I hereby certify that the foregoing is a full, true and correct copy of the Final Decision and Order in the matter of FLOYD D. CORNELISON employee/respondent; v. RAPPE, CRAIG, employer; TIG INSURANCE COMPANY, insurer/petitioners; Case No. 199609785; dated and filed in the office of the Alaska Workers' Compensation Board in Anchorage, Alaska, this day of March 28, 2000.

Brady D. Jackson, III, Clerk

1 The Compensation Reports dated July 17, 1996 and March 3, 1999 demonstrate the employee’s weekly compensation was initially set at $287.48 per week and then changed to $293.36 per week.

2 Compensation Report dated November 29, 1999.

3 SSA Decision dated August 12, 1998.

4 The SSA printout also indicates the employee received $175.00 in monthly benefits in October of 1998.

5 See SSA printouts Bate stamped SSA 00028, SSA 00029, SSA 000350.

6 The SSA rounds down to the whole dollar as indicated in their letter of September 17, 1999, making the actual monthly benefit $201.00.

7 Ms.Whetstone testified at the hearing she initially believed that the $201.00 amounts payable in 11/96 represented lump sums for back payments due and that the dependents’ initial entitlements were actually $5.80 each.

8 Letter from Janet Whetstone to Traci Galster dated January 3, 2000 and also signed by Traci Galster on January 5, 2000.

9 Letter from Brenda Wright dated February 18, 2000.

10 Employee’s Notice of Award dated September 18, 1998.

11 Notice of Award for Forrest Cornelison dated November 14, 1998.

12 See, SSA documents filed with the Board on March 3, 2000.

13 In its supplemental brief, the employer calculated the monthly SSA Disability Benefit as $1,211.00 and included calculations for when both dependents cease their entitlements.

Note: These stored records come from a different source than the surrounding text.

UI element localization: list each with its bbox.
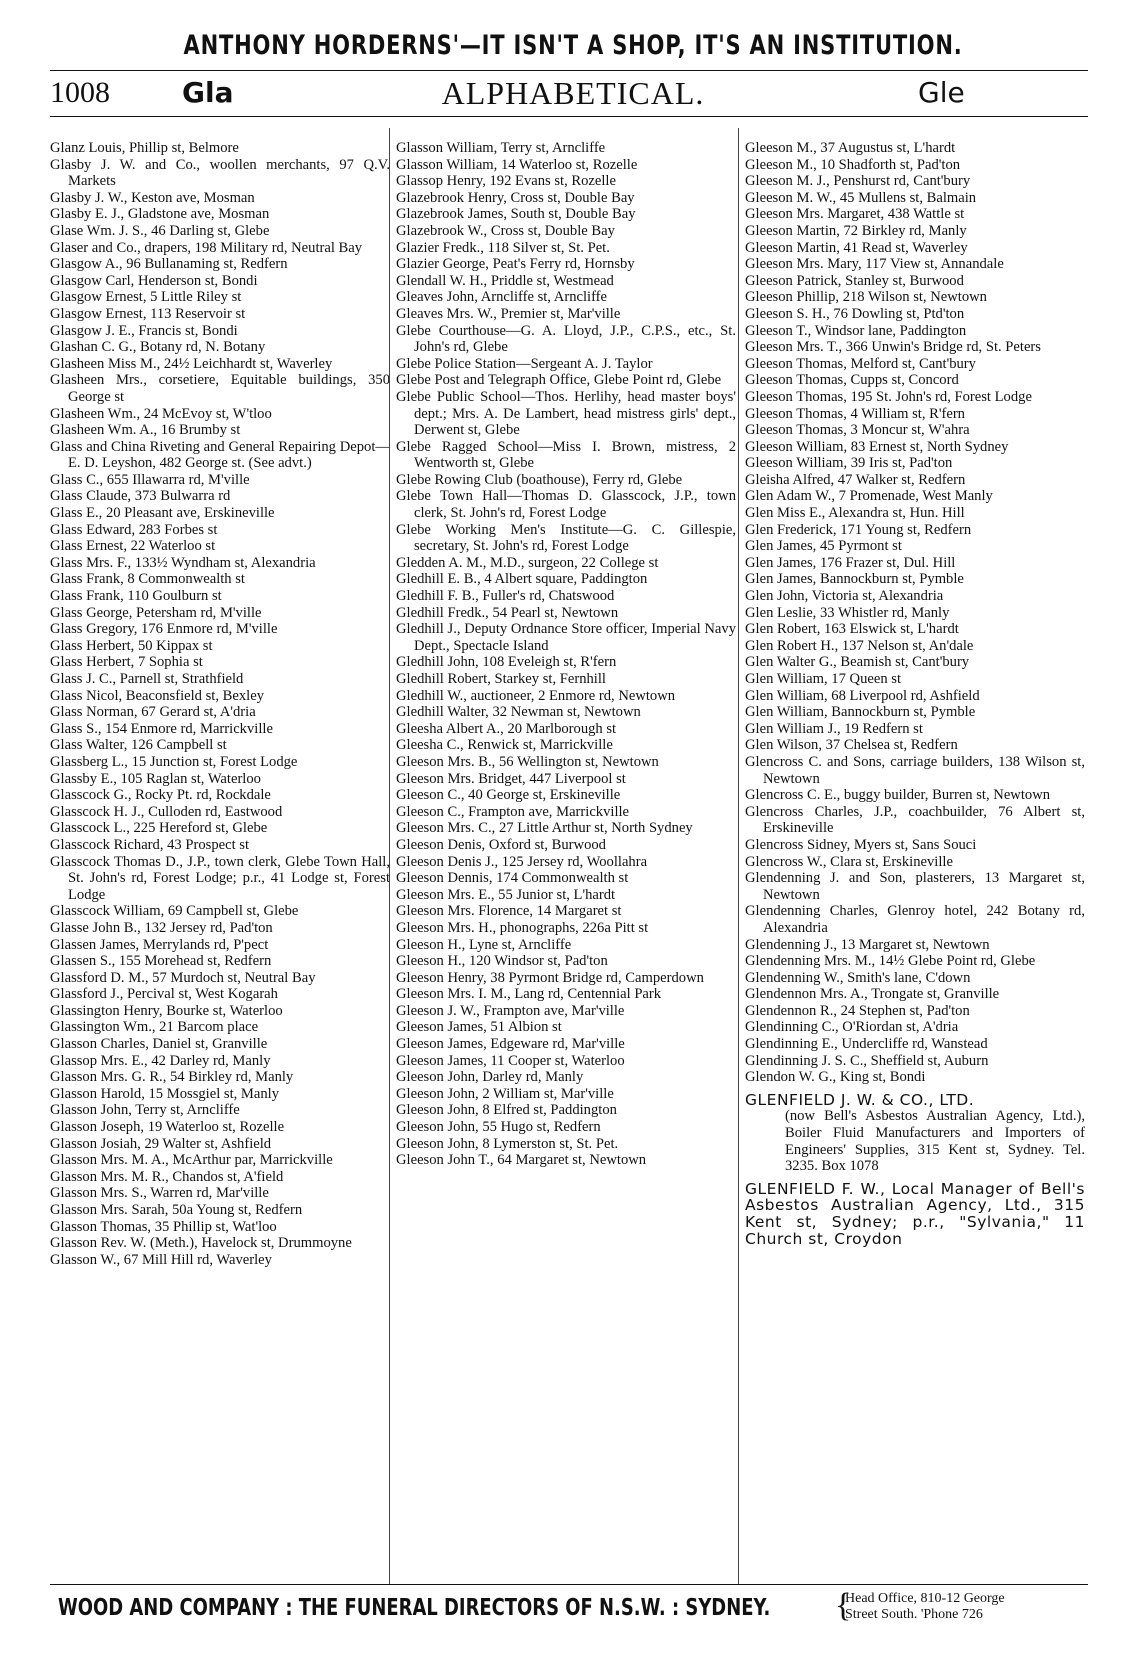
directory-entry: Gleeson Mrs. Margaret, 438 Wattle st: [745, 206, 965, 223]
directory-entry: Glasheen Miss M., 24½ Leichhardt st, Waverley: [50, 355, 333, 372]
directory-entry: Glassop Mrs. E., 42 Darley rd, Manly: [50, 1052, 271, 1069]
directory-entry: Gleeson Mrs. Bridget, 447 Liverpool st: [396, 770, 626, 787]
directory-entry: Glasson William, 14 Waterloo st, Rozelle: [396, 156, 638, 173]
directory-entry: Glasheen Wm., 24 McEvoy st, W'tloo: [50, 405, 272, 422]
directory-entry: Glasson John, Terry st, Arncliffe: [50, 1102, 240, 1119]
directory-entry: Glasscock Richard, 43 Prospect st: [50, 836, 250, 853]
directory-entry: Glasby E. J., Gladstone ave, Mosman: [50, 206, 270, 223]
directory-entry: Glasby J. W. and Co., woollen merchants, 97 Q.V. Markets: [50, 156, 390, 190]
directory-entry: Glass Claude, 373 Bulwarra rd: [50, 488, 231, 505]
directory-entry: Glen James, Bannockburn st, Pymble: [745, 571, 964, 588]
directory-entry: Glass Nicol, Beaconsfield st, Bexley: [50, 687, 264, 704]
directory-entry: Gleisha Alfred, 47 Walker st, Redfern: [745, 471, 966, 488]
directory-entry: Glebe Working Men's Institute—G. C. Gillespie, secretary, St. John's rd, Forest Lodge: [396, 521, 736, 555]
directory-entry: Glencross C. and Sons, carriage builders, 138 Wilson st, Newtown: [745, 753, 1085, 787]
directory-entry: Glass Ernest, 22 Waterloo st: [50, 538, 216, 555]
directory-entry: Gleeson John T., 64 Margaret st, Newtown: [396, 1152, 647, 1169]
directory-entry: Glass S., 154 Enmore rd, Marrickville: [50, 720, 273, 737]
directory-entry: Gledhill F. B., Fuller's rd, Chatswood: [396, 588, 615, 605]
directory-entry: Glassington Henry, Bourke st, Waterloo: [50, 1002, 283, 1019]
directory-entry: Glebe Ragged School—Miss I. Brown, mistress, 2 Wentworth st, Glebe: [396, 438, 736, 472]
directory-entry: Gleeson Thomas, Cupps st, Concord: [745, 372, 959, 389]
directory-entry: Gleeson Phillip, 218 Wilson st, Newtown: [745, 289, 987, 306]
directory-entry: Glen William, Bannockburn st, Pymble: [745, 704, 976, 721]
directory-entry: Glass Herbert, 7 Sophia st: [50, 654, 203, 671]
directory-entry: Glen Robert H., 137 Nelson st, An'dale: [745, 637, 974, 654]
brace-glyph: {: [835, 1587, 852, 1624]
directory-entry: Glasson Mrs. Sarah, 50a Young st, Redfern: [50, 1202, 303, 1218]
directory-entry: Gleeson Patrick, Stanley st, Burwood: [745, 272, 964, 289]
directory-entry: Glasscock Thomas D., J.P., town clerk, Glebe Town Hall, St. John's rd, Forest Lodge; p.r., 41 Lodge st, Forest Lodge: [50, 853, 390, 903]
directory-entry: Gleeson C., Frampton ave, Marrickville: [396, 803, 630, 820]
directory-entry: Gleeson William, 83 Ernest st, North Sydney: [745, 438, 1009, 455]
directory-entry: Gleeson Mrs. E., 55 Junior st, L'hardt: [396, 886, 616, 903]
directory-entry: Glen Adam W., 7 Promenade, West Manly: [745, 488, 993, 505]
left-guide-word: Gla: [182, 76, 234, 109]
footer-advert: [0, 1588, 1146, 1628]
directory-entry: GLENFIELD J. W. & CO., LTD.: [745, 1090, 975, 1109]
directory-entry: Gleeson William, 39 Iris st, Pad'ton: [745, 455, 953, 472]
directory-entry: Glassington Wm., 21 Barcom place: [50, 1019, 259, 1036]
directory-entry: Gleeson Thomas, 195 St. John's rd, Forest Lodge: [745, 388, 1032, 405]
header-top-rule: [50, 70, 1088, 71]
directory-entry: Glass Gregory, 176 Enmore rd, M'ville: [50, 621, 278, 638]
directory-entry: Glass Norman, 67 Gerard st, A'dria: [50, 704, 256, 721]
directory-entry: Gleeson Mrs. Mary, 117 View st, Annandale: [745, 256, 1004, 273]
directory-entry: Gleeson Mrs. C., 27 Little Arthur st, North Sydney: [396, 820, 693, 837]
directory-entry: Glasheen Wm. A., 16 Brumby st: [50, 422, 241, 439]
column-divider: [389, 128, 390, 1585]
directory-entry: Glendennon R., 24 Stephen st, Pad'ton: [745, 1002, 970, 1019]
directory-entry: Gleeson James, 51 Albion st: [396, 1019, 562, 1036]
directory-entry: Glasse John B., 132 Jersey rd, Pad'ton: [50, 919, 273, 936]
footer-rule: [50, 1584, 1088, 1585]
directory-entry: Glass and China Riveting and General Repairing Depot—E. D. Leyshon, 482 George st. (See advt.): [50, 438, 390, 472]
directory-entry: Glendennon Mrs. A., Trongate st, Granville: [745, 986, 1000, 1003]
directory-entry: Glasson Thomas, 35 Phillip st, Wat'loo: [50, 1218, 277, 1235]
directory-entry: Glasson Mrs. G. R., 54 Birkley rd, Manly: [50, 1069, 294, 1086]
directory-entry: Glen Leslie, 33 Whistler rd, Manly: [745, 604, 950, 621]
directory-entry: Glasgow Ernest, 113 Reservoir st: [50, 305, 246, 322]
directory-entry: Glendon W. G., King st, Bondi: [745, 1069, 926, 1086]
directory-entry: Gleeson James, Edgeware rd, Mar'ville: [396, 1036, 625, 1053]
directory-entry: Glasheen Mrs., corsetiere, Equitable buildings, 350 George st: [50, 372, 390, 405]
directory-entry: Glasson Harold, 15 Mossgiel st, Manly: [50, 1085, 280, 1102]
header-bottom-rule: [50, 116, 1088, 117]
directory-entry: Gleeson Mrs. T., 366 Unwin's Bridge rd, St. Peters: [745, 339, 1041, 356]
directory-entry: Glazebrook Henry, Cross st, Double Bay: [396, 189, 635, 206]
directory-entry: (now Bell's Asbestos Australian Agency, Ltd.), Boiler Fluid Manufacturers and Importers of Engineers' Supplies, 315 Kent st, Sydney. Tel. 3235. Box 1078: [785, 1108, 1085, 1175]
directory-entry: Gledhill E. B., 4 Albert square, Paddington: [396, 571, 648, 588]
directory-entry: Gleeson Mrs. H., phonographs, 226a Pitt st: [396, 919, 649, 936]
directory-entry: Gleaves John, Arncliffe st, Arncliffe: [396, 289, 608, 306]
directory-entry: Gledhill Fredk., 54 Pearl st, Newtown: [396, 604, 619, 621]
directory-entry: Gleeson H., 120 Windsor st, Pad'ton: [396, 953, 608, 970]
directory-entry: Gleeson M., 37 Augustus st, L'hardt: [745, 140, 956, 156]
directory-entry: Glassen S., 155 Morehead st, Redfern: [50, 953, 272, 970]
directory-entry: Gleeson John, 55 Hugo st, Redfern: [396, 1119, 601, 1136]
directory-entry: Gleeson John, 2 William st, Mar'ville: [396, 1085, 614, 1102]
directory-entry: Gleeson Thomas, 3 Moncur st, W'ahra: [745, 422, 970, 439]
directory-entry: Glassford J., Percival st, West Kogarah: [50, 986, 278, 1003]
directory-column-3: [745, 140, 1085, 1247]
directory-entry: Gleeson Henry, 38 Pyrmont Bridge rd, Camperdown: [396, 969, 704, 986]
directory-entry: Gleeson John, 8 Elfred st, Paddington: [396, 1102, 617, 1119]
directory-entry: Gledden A. M., M.D., surgeon, 22 College st: [396, 554, 659, 571]
directory-entry: Glasgow Ernest, 5 Little Riley st: [50, 289, 242, 306]
footer-address-line: Street South. 'Phone 726: [845, 1607, 983, 1622]
directory-entry: Glasscock G., Rocky Pt. rd, Rockdale: [50, 787, 271, 804]
directory-entry: Glasby J. W., Keston ave, Mosman: [50, 189, 255, 206]
directory-entry: Glen William J., 19 Redfern st: [745, 720, 923, 737]
directory-entry: Glendall W. H., Priddle st, Westmead: [396, 272, 614, 289]
directory-entry: Gleaves Mrs. W., Premier st, Mar'ville: [396, 305, 621, 322]
directory-entry: Glasscock H. J., Culloden rd, Eastwood: [50, 803, 283, 820]
directory-entry: Glazier Fredk., 118 Silver st, St. Pet.: [396, 239, 610, 256]
directory-entry: GLENFIELD F. W., Local Manager of Bell's Asbestos Australian Agency, Ltd., 315 Kent st, Sydney; p.r., "Sylvania," 11 Church st, Croydon: [745, 1179, 1085, 1248]
right-guide-word: Gle: [918, 76, 965, 109]
directory-entry: Glencross C. E., buggy builder, Burren st, Newtown: [745, 787, 1051, 804]
directory-entry: Glazebrook W., Cross st, Double Bay: [396, 222, 615, 239]
directory-entry: Glassen James, Merrylands rd, P'pect: [50, 936, 269, 953]
directory-entry: Glendenning Charles, Glenroy hotel, 242 Botany rd, Alexandria: [745, 903, 1085, 936]
directory-entry: Glen Walter G., Beamish st, Cant'bury: [745, 654, 970, 671]
directory-entry: Gleesha C., Renwick st, Marrickville: [396, 737, 613, 754]
directory-entry: Glen John, Victoria st, Alexandria: [745, 588, 944, 605]
directory-column-2: [396, 140, 736, 1169]
directory-entry: Glass Frank, 110 Goulburn st: [50, 588, 222, 605]
directory-entry: Gledhill John, 108 Eveleigh st, R'fern: [396, 654, 617, 671]
directory-entry: Glencross Charles, J.P., coachbuilder, 76 Albert st, Erskineville: [745, 803, 1085, 837]
directory-entry: Gleeson Mrs. I. M., Lang rd, Centennial Park: [396, 986, 662, 1003]
directory-entry: Glass J. C., Parnell st, Strathfield: [50, 671, 244, 687]
directory-entry: Glassberg L., 15 Junction st, Forest Lodge: [50, 753, 298, 770]
page-title: ALPHABETICAL.: [441, 75, 705, 111]
directory-entry: Glassby E., 105 Raglan st, Waterloo: [50, 770, 261, 787]
page-banner: ANTHONY HORDERNS'—IT ISN'T A SHOP, IT'S AN INSTITUTION.: [183, 30, 963, 61]
directory-entry: Glasscock L., 225 Hereford st, Glebe: [50, 820, 268, 837]
directory-entry: Glen William, 17 Queen st: [745, 671, 901, 687]
directory-entry: Glendenning J. and Son, plasterers, 13 Margaret st, Newtown: [745, 870, 1085, 903]
directory-entry: Gledhill J., Deputy Ordnance Store officer, Imperial Navy Dept., Spectacle Island: [396, 621, 736, 654]
directory-entry: Gleeson Mrs. Florence, 14 Margaret st: [396, 903, 622, 920]
directory-column-1: [50, 140, 390, 1268]
directory-entry: Glasson William, Terry st, Arncliffe: [396, 140, 606, 156]
directory-entry: Glass Frank, 8 Commonwealth st: [50, 571, 245, 588]
directory-entry: Glen Robert, 163 Elswick st, L'hardt: [745, 621, 959, 638]
directory-entry: Glen Wilson, 37 Chelsea st, Redfern: [745, 737, 958, 754]
directory-entry: Glasson Mrs. M. A., McArthur par, Marrickville: [50, 1152, 333, 1169]
directory-entry: Gleeson M. J., Penshurst rd, Cant'bury: [745, 173, 971, 190]
directory-entry: Gleeson Mrs. B., 56 Wellington st, Newtown: [396, 753, 659, 770]
directory-entry: Glen Frederick, 171 Young st, Redfern: [745, 521, 972, 538]
directory-entry: Gleeson M., 10 Shadforth st, Pad'ton: [745, 156, 961, 173]
directory-entry: Glendinning E., Undercliffe rd, Wanstead: [745, 1036, 988, 1053]
directory-entry: Gleeson Denis J., 125 Jersey rd, Woollahra: [396, 853, 648, 870]
directory-entry: Glassop Henry, 192 Evans st, Rozelle: [396, 173, 616, 190]
directory-entry: Glasson Joseph, 19 Waterloo st, Rozelle: [50, 1119, 285, 1136]
directory-entry: Glasson Josiah, 29 Walter st, Ashfield: [50, 1135, 272, 1152]
directory-entry: Gledhill Walter, 32 Newman st, Newtown: [396, 704, 641, 721]
directory-entry: Gleeson Martin, 41 Read st, Waverley: [745, 239, 968, 256]
directory-entry: Glasscock William, 69 Campbell st, Glebe: [50, 903, 299, 920]
directory-entry: Glendinning J. S. C., Sheffield st, Auburn: [745, 1052, 989, 1069]
directory-entry: Glasgow A., 96 Bullanaming st, Redfern: [50, 256, 288, 273]
directory-entry: Glasgow J. E., Francis st, Bondi: [50, 322, 238, 339]
directory-entry: Gleeson James, 11 Cooper st, Waterloo: [396, 1052, 625, 1069]
directory-entry: Glase Wm. J. S., 46 Darling st, Glebe: [50, 222, 270, 239]
directory-entry: Gleeson Thomas, Melford st, Cant'bury: [745, 355, 976, 372]
footer-address: [845, 1591, 1095, 1623]
directory-entry: Gleeson C., 40 George st, Erskineville: [396, 787, 621, 804]
directory-entry: Glanz Louis, Phillip st, Belmore: [50, 140, 239, 156]
directory-entry: Glebe Rowing Club (boathouse), Ferry rd, Glebe: [396, 471, 683, 488]
directory-entry: Glendinning C., O'Riordan st, A'dria: [745, 1019, 959, 1036]
directory-entry: Glassford D. M., 57 Murdoch st, Neutral Bay: [50, 969, 316, 986]
footer-address-line: Head Office, 810-12 George: [845, 1591, 1005, 1606]
directory-entry: Glass C., 655 Illawarra rd, M'ville: [50, 471, 250, 488]
directory-entry: Glashan C. G., Botany rd, N. Botany: [50, 339, 266, 356]
directory-entry: Gleeson Denis, Oxford st, Burwood: [396, 836, 606, 853]
directory-entry: Glazier George, Peat's Ferry rd, Hornsby: [396, 256, 635, 273]
directory-entry: Glebe Police Station—Sergeant A. J. Taylor: [396, 355, 653, 372]
directory-entry: Gleeson S. H., 76 Dowling st, Ptd'ton: [745, 305, 965, 322]
directory-entry: Glen James, 176 Frazer st, Dul. Hill: [745, 554, 956, 571]
directory-entry: Glen James, 45 Pyrmont st: [745, 538, 902, 555]
directory-entry: Gleeson John, Darley rd, Manly: [396, 1069, 584, 1086]
directory-entry: Glass Mrs. F., 133½ Wyndham st, Alexandria: [50, 554, 316, 571]
directory-entry: Glasson Mrs. S., Warren rd, Mar'ville: [50, 1185, 269, 1202]
directory-entry: Gleeson Thomas, 4 William st, R'fern: [745, 405, 965, 422]
directory-entry: Glass George, Petersham rd, M'ville: [50, 604, 262, 621]
directory-entry: Glebe Post and Telegraph Office, Glebe Point rd, Glebe: [396, 372, 722, 389]
directory-entry: Gledhill W., auctioneer, 2 Enmore rd, Newtown: [396, 687, 676, 704]
directory-entry: Glendenning J., 13 Margaret st, Newtown: [745, 936, 990, 953]
directory-entry: Glebe Town Hall—Thomas D. Glasscock, J.P., town clerk, St. John's rd, Forest Lodge: [396, 488, 736, 522]
directory-entry: Gleeson T., Windsor lane, Paddington: [745, 322, 967, 339]
footer-advert-text: WOOD AND COMPANY : THE FUNERAL DIRECTORS OF N.S.W. : SYDNEY.: [58, 1595, 771, 1621]
directory-entry: Glencross Sidney, Myers st, Sans Souci: [745, 836, 977, 853]
directory-entry: Glass Walter, 126 Campbell st: [50, 737, 227, 754]
directory-entry: Glebe Courthouse—G. A. Lloyd, J.P., C.P.S., etc., St. John's rd, Glebe: [396, 322, 736, 356]
column-divider: [738, 128, 739, 1585]
directory-entry: Gleeson Dennis, 174 Commonwealth st: [396, 870, 629, 887]
directory-entry: Gleeson J. W., Frampton ave, Mar'ville: [396, 1002, 625, 1019]
directory-entry: Glasson Charles, Daniel st, Granville: [50, 1036, 268, 1053]
directory-entry: Glebe Public School—Thos. Herlihy, head master boys' dept.; Mrs. A. De Lambert, head mistress girls' dept., Derwent st, Glebe: [396, 388, 736, 439]
directory-entry: Glasson W., 67 Mill Hill rd, Waverley: [50, 1251, 272, 1268]
directory-entry: Glass E., 20 Pleasant ave, Erskineville: [50, 505, 275, 522]
directory-entry: Glasgow Carl, Henderson st, Bondi: [50, 272, 258, 289]
page-number: 1008: [50, 76, 110, 109]
directory-entry: Glass Edward, 283 Forbes st: [50, 521, 218, 538]
directory-entry: Gleesha Albert A., 20 Marlborough st: [396, 720, 617, 737]
directory-entry: Gledhill Robert, Starkey st, Fernhill: [396, 671, 606, 687]
directory-entry: Glendenning Mrs. M., 14½ Glebe Point rd, Glebe: [745, 953, 1036, 970]
directory-entry: Glasson Mrs. M. R., Chandos st, A'field: [50, 1168, 284, 1185]
directory-entry: Glaser and Co., drapers, 198 Military rd, Neutral Bay: [50, 239, 363, 256]
directory-entry: Glendenning W., Smith's lane, C'down: [745, 969, 971, 986]
directory-entry: Glasson Rev. W. (Meth.), Havelock st, Drummoyne: [50, 1235, 352, 1252]
directory-entry: Glen Miss E., Alexandra st, Hun. Hill: [745, 505, 965, 522]
directory-entry: Glass Herbert, 50 Kippax st: [50, 637, 213, 654]
directory-entry: Glencross W., Clara st, Erskineville: [745, 853, 953, 870]
directory-entry: Gleeson M. W., 45 Mullens st, Balmain: [745, 189, 977, 206]
directory-entry: Gleeson Martin, 72 Birkley rd, Manly: [745, 222, 967, 239]
directory-entry: Gleeson John, 8 Lymerston st, St. Pet.: [396, 1135, 619, 1152]
directory-entry: Glazebrook James, South st, Double Bay: [396, 206, 636, 223]
directory-entry: Gleeson H., Lyne st, Arncliffe: [396, 936, 572, 953]
directory-entry: Glen William, 68 Liverpool rd, Ashfield: [745, 687, 980, 704]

14 We note the Colorado legislature revised its offset statute in 1973 specifically to expand its application from "weekly benefits payable" to "aggregate benefits payable." Colo. Rev. Stat. Ann. § 8-51-101(1)(c) (1973).

15 Fleck v. Industrial Indemnity, AWCB Decision No. 99-0137 (June 22, 1999).

16 See, Green v. Kake Tribal Corporation, AWCB Decision No. 88-0154 (June 10, 1988).